Another great solution for home or office environments is to configure your router to connect with your VPN Provider. A solution like this will allow you to cleverly share your VPN connection with all devices in your network without requiring to separately configure each one with a VPN client.
You can never be truly safe on Public or Guest WiFi. Whether you’re in a hotel, café or on a business guest network, a determined attacker may be able to find a way. Regardless of how safe you think you are, it’s always worth avoiding sensitive logins while on an unsecure connection.
If you have to, a VPN will significantly reduce the risk. For most attackers, it will be more hassle than it’s worth. Setting up a VPN hotspot can extend this protection to any device, so friends and family have little reason to be unsafe.
Naturally, VPNs aren’t infallible.
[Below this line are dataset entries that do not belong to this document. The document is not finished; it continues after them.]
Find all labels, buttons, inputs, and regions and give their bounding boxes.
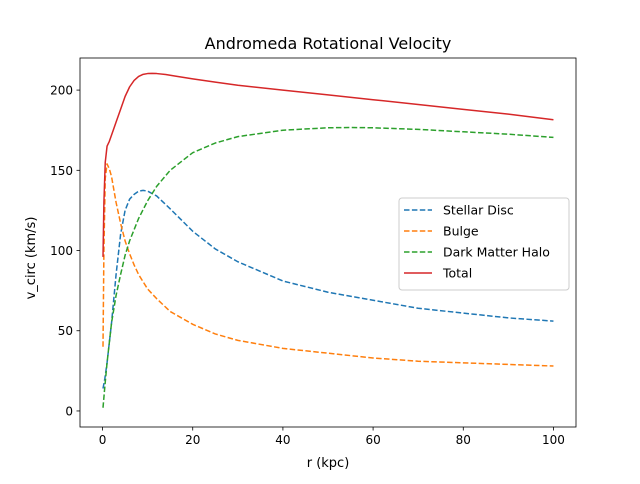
- x-tick-label: 80: [456, 433, 471, 447]
- axes-frame: [79, 57, 577, 428]
- legend-label-dark-matter-halo: Dark Matter Halo: [443, 245, 550, 260]
- series-line-bulge: [102, 163, 554, 367]
- series-group: [102, 72, 554, 408]
- legend: Stellar Disc Bulge Dark Matter Halo Total: [398, 197, 570, 291]
- series-line-total: [102, 72, 554, 257]
- chart-title: Andromeda Rotational Velocity: [205, 34, 452, 53]
- legend-label-bulge: Bulge: [443, 224, 479, 239]
- x-tick-label: 0: [99, 433, 107, 447]
- x-tick-label: 100: [542, 433, 565, 447]
- y-tick-label: 150: [50, 164, 73, 178]
- x-axis-label: r (kpc): [307, 456, 350, 471]
- y-axis-label: v_circ (km/s): [24, 217, 39, 300]
- x-tick-label: 60: [365, 433, 380, 447]
- legend-label-total: Total: [442, 266, 472, 281]
- x-tick-label: 40: [275, 433, 290, 447]
- x-tick-label: 20: [185, 433, 200, 447]
- legend-label-stellar-disc: Stellar Disc: [443, 203, 514, 218]
- y-tick-label: 0: [65, 404, 73, 418]
- plot-area: 0 20 40 60 80 100 0 50 100 150 200: [50, 57, 577, 447]
- y-tick-label: 50: [58, 324, 73, 338]
- y-tick-label: 100: [50, 244, 73, 258]
- series-line-dark-matter-halo: [102, 126, 554, 408]
- y-tick-label: 200: [50, 84, 73, 98]
- legend-box: [398, 197, 570, 291]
Users still need to watch out for fake WiFi portals, which may launch in the time between connecting to a network and launching the VPN. This short window may also give the attacker information about your system or other clues to help them.
However, in combination with other measures, a VPN is possibly the best protection you’ll find. Without a VPN, hotspots just aren’t secure and, considering what’s on the line, $3 to $8 US a month for a fast & secure VPN service is a complete bargain.